Paloma Josse also lives in the
building. Acutely intelligent, introspective and philosophical, this
12-year-old views the world as absurd and records her observations
about it in her journal. She despises her coddled existence, her older
sister Colombe (who is studying at the École normale supérieure), and
her well-to-do parents, especially her plant-obsessed mother. After
careful consideration of what life is like, Paloma has secretly decided
to kill herself on her 13th birthday.

These two characters provide the
double narrative of The Elegance of the Hedgehog, and you will — this
is going to sound corny — fall in love with both. In Europe, where
Muriel Barbery’s book became a huge bestseller in 2007, it has inspired
the kind of affection and enthusiasm American readers bestow on the
works of Alexander McCall Smith. Still, this is a very French novel:
tender and satirical in its overall tone, yet most absorbing because of
its reflections on the nature of beauty and art, the meaning of life
and death. Out of context, Madame Michel’s pensees may occasionally
sound pretentious, just as Paloma might sometimes pass for a Gallic
(and female) version of Holden Caulfield. But, for the most part,
Barbery makes us believe in these two unbelievable characters.”

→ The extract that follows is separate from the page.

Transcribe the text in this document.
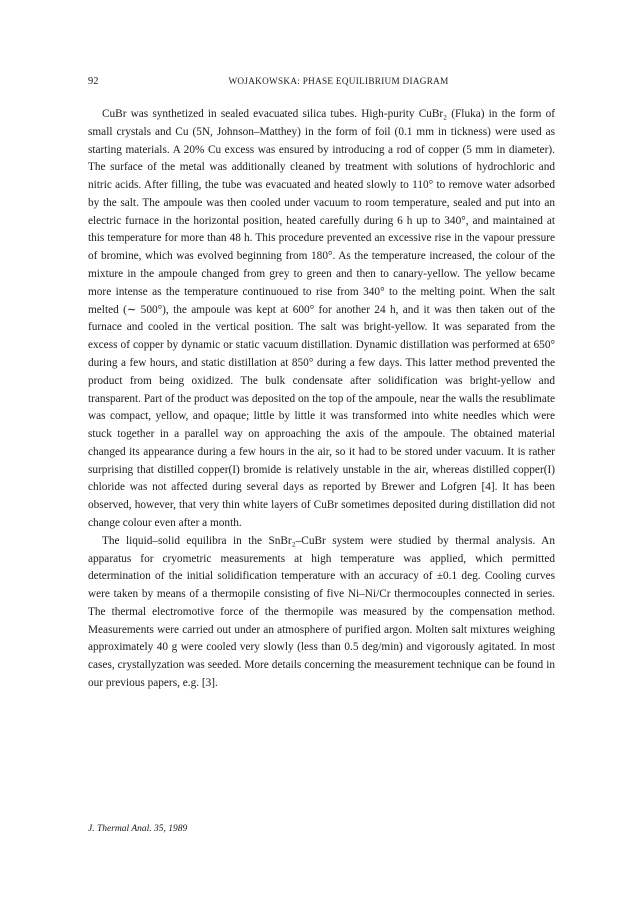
92	WOJAKOWSKA: PHASE EQUILIBRIUM DIAGRAM

CuBr was synthetized in sealed evacuated silica tubes. High-purity CuBr₂ (Fluka) in the form of small crystals and Cu (5N, Johnson–Matthey) in the form of foil (0.1 mm in tickness) were used as starting materials. A 20% Cu excess was ensured by introducing a rod of copper (5 mm in diameter). The surface of the metal was additionally cleaned by treatment with solutions of hydrochloric and nitric acids. After filling, the tube was evacuated and heated slowly to 110° to remove water adsorbed by the salt. The ampoule was then cooled under vacuum to room temperature, sealed and put into an electric furnace in the horizontal position, heated carefully during 6 h up to 340°, and maintained at this temperature for more than 48 h. This procedure prevented an excessive rise in the vapour pressure of bromine, which was evolved beginning from 180°. As the temperature increased, the colour of the mixture in the ampoule changed from grey to green and then to canary-yellow. The yellow became more intense as the temperature continuoued to rise from 340° to the melting point. When the salt melted (∼ 500°), the ampoule was kept at 600° for another 24 h, and it was then taken out of the furnace and cooled in the vertical position. The salt was bright-yellow. It was separated from the excess of copper by dynamic or static vacuum distillation. Dynamic distillation was performed at 650° during a few hours, and static distillation at 850° during a few days. This latter method prevented the product from being oxidized. The bulk condensate after solidification was bright-yellow and transparent. Part of the product was deposited on the top of the ampoule, near the walls the resublimate was compact, yellow, and opaque; little by little it was transformed into white needles which were stuck together in a parallel way on approaching the axis of the ampoule. The obtained material changed its appearance during a few hours in the air, so it had to be stored under vacuum. It is rather surprising that distilled copper(I) bromide is relatively unstable in the air, whereas distilled copper(I) chloride was not affected during several days as reported by Brewer and Lofgren [4]. It has been observed, however, that very thin white layers of CuBr sometimes deposited during distillation did not change colour even after a month.

The liquid–solid equilibra in the SnBr₂–CuBr system were studied by thermal analysis. An apparatus for cryometric measurements at high temperature was applied, which permitted determination of the initial solidification temperature with an accuracy of ±0.1 deg. Cooling curves were taken by means of a thermopile consisting of five Ni–Ni/Cr thermocouples connected in series. The thermal electromotive force of the thermopile was measured by the compensation method. Measurements were carried out under an atmosphere of purified argon. Molten salt mixtures weighing approximately 40 g were cooled very slowly (less than 0.5 deg/min) and vigorously agitated. In most cases, crystallyzation was seeded. More details concerning the measurement technique can be found in our previous papers, e.g. [3].

J. Thermal Anal. 35, 1989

European reviews rave about the book:

“The formula that made more than half
a million readers in France fall in love with this book has, among
other ingredients: intelligent humor, fine sentiments, an excellent
literary and philosophical backdrop, good taste, sophistication and
substance.”
La Repubblica

“Enthusiastically recommended for anyone who loves books that grow quietly and then blossom suddenly.”
Marie Claire (France)

“An exquisite book in the form of a philosophical fable that has enchanted hundreds of thousands of readers.”
Elle (Italy)

“Nobody ever imagined that this tender, funny book with a philosophical
vein would have enjoyed such incredible success. For some, it is part Sophie’s WorldMonsieur Malaussene
by Daniel Pennac. While for others it resembles a written version of
the film Amelie. Either way, readers are responding in vast numbers.”
Le Monde

I’ll let you know how they turn out. Happy Friday! Happy reading all.